Our app uses a two-stage architecture: a batch ETL pipeline writes data to Google BigQuery, and the Streamlit dashboard reads from BigQuery at startup, caching everything in memory for fast page navigation.
We run load_to_bigquery.py manually to pull data from external APIs and write it to BigQuery. This script:
- Fetches hourly data from 3 EIA API endpoints (demand/forecast, interchange, generation by fuel type), plus daily natural gas prices and weather data
- Writes raw data to 5 BigQuery tables (
hourly_demand,hourly_interchange,hourly_fuel_type,daily_ng_price,daily_weather) - Runs SQL aggregation queries to create 4 pre-computed summary tables (
daily_demand_summary,daily_interchange_summary,daily_fuel_summary,ba_mape_ranking)
We chose if_exists="replace" (full refresh) over "append" because our time window is a rolling 3-month period. A full refresh is simpler and avoids deduplication logic.
The app loads all data once at startup using st.cache_resource, then every page reads from the in-memory cache with zero network latency.
@st.cache_resource(show_spinner="Loading data from BigQuery (one-time)...")
def _load_all_data():
# Runs 6 BigQuery queries, returns a dict of DataFrames
...
_data = _load_all_data()We tested both. st.cache_data serializes and deserializes DataFrames on every rerun, adding 1–2 seconds per page. st.cache_resource keeps the Python objects in memory directly, so subsequent page loads are < 0.5 seconds.

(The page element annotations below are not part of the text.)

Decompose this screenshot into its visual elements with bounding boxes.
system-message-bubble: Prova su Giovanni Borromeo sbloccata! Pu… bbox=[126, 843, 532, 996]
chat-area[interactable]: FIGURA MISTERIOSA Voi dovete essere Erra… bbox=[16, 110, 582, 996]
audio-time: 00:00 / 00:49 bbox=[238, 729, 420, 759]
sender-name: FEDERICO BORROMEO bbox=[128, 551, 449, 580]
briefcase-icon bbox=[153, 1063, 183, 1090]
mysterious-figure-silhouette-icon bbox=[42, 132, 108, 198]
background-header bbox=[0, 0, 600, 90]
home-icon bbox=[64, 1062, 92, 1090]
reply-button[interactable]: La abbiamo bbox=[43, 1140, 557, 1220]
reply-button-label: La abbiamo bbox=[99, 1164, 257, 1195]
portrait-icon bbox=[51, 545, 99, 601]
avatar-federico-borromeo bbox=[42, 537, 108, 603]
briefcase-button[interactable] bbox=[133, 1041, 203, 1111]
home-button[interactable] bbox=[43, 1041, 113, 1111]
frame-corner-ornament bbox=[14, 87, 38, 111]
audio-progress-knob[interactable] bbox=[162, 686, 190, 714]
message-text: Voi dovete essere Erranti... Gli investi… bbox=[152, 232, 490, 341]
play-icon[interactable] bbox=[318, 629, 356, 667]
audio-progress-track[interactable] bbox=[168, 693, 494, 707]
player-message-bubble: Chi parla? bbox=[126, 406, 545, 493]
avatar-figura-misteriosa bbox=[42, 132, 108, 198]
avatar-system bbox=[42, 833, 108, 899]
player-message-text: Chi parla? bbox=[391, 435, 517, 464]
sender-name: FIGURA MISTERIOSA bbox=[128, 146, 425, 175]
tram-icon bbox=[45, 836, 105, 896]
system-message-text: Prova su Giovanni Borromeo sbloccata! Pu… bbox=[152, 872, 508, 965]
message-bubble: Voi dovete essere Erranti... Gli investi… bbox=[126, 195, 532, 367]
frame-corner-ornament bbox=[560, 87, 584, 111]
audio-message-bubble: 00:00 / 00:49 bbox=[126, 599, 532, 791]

BigQuery has high per-query latency (~2–3 seconds) due to network round-trips and job scheduling overhead. We tested several approaches:
| Approach | Cold start | Page switch | Verdict |
|---|---|---|---|
| Load all data on every page | ~7s per page | ~7s | Too slow |
Lazy load per page with cache_data |
~5s first visit | <2s cached | First visit too slow |
| Per-BA filtered queries | ~3–5s per page | ~3–5s | Still exceeds 2s target |
| Pre-aggregated daily tables | ~6s (4 queries) | <1s cached | Query overhead still high |
Upfront load with cache_resource |
~10s once | < 0.5s | Best UX after first load |
The upfront approach pays a one-time cost when the app starts, but delivers instant page navigation afterward. Since users typically browse multiple pages per session, this gives the best overall experience.
The EIA API is rate-limited and slow for large queries (10 BAs × 3 months of hourly data requires many paginated requests). BigQuery serves as a fast intermediate store: the ETL pipeline handles the slow API pagination once, and the app reads pre-loaded data quickly.
EIA API ──→ load_to_bigquery.py ──→ BigQuery (raw + aggregated tables)
│
Open-Meteo ──→ load_to_bigquery.py ───────┘
│
▼
Streamlit app
(st.cache_resource)
│
▼
In-memory DataFrames
(all pages read from here)